Вертоград Златословный - Андрей Ранчин
Шрифт:
Интервал:
Закладка:
И в текстах «владимирского» цикла, и в житиях Вячеслава и Бориса и Глеба в основе поступков святого князя лежит кенотическое самоумаление, смиренное и любовное служение Богу и ближнему: Вячеслав и Владимир привечают ближних и питают их, Борис и Глеб, не желая пролить крови подданных брата Святополка и своих подданных, не сопротивляются убийству. Самоумаление князя проявляется в преодолении черт, свойственных самому княжескому сану — привязанности к мирскому богатству, гордости, жажды мести (ср. Вячеслав, особенно в Легенде Никольского, Борис и Глеб, а также Андрей Боголюбский, Давыд Смоленский[257], Владимир Василькович Волынский[258]).

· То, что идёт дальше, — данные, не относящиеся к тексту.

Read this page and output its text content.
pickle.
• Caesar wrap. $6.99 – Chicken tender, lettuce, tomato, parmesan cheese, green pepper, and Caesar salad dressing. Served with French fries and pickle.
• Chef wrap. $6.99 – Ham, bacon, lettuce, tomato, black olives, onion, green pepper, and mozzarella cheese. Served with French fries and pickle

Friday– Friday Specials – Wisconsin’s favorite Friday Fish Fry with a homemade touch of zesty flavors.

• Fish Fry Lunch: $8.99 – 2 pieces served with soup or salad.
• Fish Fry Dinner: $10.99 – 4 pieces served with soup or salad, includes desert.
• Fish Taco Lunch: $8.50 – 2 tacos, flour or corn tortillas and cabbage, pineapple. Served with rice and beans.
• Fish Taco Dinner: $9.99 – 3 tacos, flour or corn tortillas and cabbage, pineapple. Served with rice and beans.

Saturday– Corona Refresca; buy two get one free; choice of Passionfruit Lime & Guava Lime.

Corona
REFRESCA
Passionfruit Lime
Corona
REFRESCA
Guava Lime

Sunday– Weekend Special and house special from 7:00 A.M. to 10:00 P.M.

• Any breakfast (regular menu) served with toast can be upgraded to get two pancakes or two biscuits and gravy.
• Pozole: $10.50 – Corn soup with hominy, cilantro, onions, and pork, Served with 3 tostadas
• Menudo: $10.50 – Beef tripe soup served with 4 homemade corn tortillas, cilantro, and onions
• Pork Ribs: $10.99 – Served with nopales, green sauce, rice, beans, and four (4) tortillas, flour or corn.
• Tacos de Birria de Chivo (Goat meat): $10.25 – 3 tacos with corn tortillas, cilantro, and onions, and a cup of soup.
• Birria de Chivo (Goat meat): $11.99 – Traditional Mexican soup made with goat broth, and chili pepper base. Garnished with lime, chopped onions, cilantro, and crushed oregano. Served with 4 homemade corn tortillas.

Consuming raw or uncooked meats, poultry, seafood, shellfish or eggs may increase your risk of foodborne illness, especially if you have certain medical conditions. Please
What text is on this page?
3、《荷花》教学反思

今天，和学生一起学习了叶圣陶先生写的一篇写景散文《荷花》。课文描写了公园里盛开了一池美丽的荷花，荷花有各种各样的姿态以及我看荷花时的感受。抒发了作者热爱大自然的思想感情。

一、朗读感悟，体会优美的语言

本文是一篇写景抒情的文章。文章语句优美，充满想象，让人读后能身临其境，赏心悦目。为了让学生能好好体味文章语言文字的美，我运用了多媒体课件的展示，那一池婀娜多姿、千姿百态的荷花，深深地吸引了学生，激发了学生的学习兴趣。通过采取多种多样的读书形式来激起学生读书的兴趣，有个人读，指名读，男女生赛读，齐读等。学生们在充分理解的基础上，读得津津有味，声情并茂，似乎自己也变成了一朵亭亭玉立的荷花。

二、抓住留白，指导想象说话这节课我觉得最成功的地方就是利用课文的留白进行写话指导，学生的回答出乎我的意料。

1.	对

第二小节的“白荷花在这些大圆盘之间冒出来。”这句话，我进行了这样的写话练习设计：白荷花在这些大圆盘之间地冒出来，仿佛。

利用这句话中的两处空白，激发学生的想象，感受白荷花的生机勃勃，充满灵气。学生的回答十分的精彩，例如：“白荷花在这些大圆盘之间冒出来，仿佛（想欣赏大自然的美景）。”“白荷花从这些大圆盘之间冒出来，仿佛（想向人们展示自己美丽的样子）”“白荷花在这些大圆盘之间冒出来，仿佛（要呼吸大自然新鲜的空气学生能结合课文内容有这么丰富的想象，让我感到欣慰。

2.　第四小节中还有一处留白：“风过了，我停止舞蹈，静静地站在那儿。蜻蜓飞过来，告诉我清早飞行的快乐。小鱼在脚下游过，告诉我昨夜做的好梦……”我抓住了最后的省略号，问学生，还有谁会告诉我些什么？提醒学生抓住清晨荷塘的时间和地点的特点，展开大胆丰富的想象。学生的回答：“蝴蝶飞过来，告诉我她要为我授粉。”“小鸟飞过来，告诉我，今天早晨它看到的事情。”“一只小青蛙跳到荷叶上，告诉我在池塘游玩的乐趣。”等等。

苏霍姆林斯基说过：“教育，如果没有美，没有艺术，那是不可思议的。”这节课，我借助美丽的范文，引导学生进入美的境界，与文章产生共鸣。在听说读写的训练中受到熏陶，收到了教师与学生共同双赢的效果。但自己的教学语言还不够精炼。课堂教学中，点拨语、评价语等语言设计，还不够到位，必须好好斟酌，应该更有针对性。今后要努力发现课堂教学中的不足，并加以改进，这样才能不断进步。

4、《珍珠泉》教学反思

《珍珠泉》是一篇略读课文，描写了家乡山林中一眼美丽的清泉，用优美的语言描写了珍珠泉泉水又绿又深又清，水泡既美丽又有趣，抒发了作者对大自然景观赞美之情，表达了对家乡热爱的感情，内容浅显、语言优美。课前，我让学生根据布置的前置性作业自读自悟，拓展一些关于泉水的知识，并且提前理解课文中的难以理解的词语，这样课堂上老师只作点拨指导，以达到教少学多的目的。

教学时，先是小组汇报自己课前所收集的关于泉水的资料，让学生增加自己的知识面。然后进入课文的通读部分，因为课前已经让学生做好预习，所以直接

Уподобление княжеского служения земной жизни Христа поддерживалось представлением о князе как о носителе родового начала, предстательствующего за своих предков и потомков и за всю землю — «отчину и дедину»[259]. Не случаен сквозной мотив «рода праведных» в Борисоглебских житиях (Сказание о Борисе и Глебе[260]). Князь (герм. *kuningos) — «родовой вождь», исторически — вождь и жрец одновременно[261], он «глава» «тела» — Русской земли. Семантика образа князя как носителя родового начала поддерживается (в памятниках о князе Владимире) сравнениями с библейскими царями, воспринимавшимися в Ветхом Завете как представители того или иного рода.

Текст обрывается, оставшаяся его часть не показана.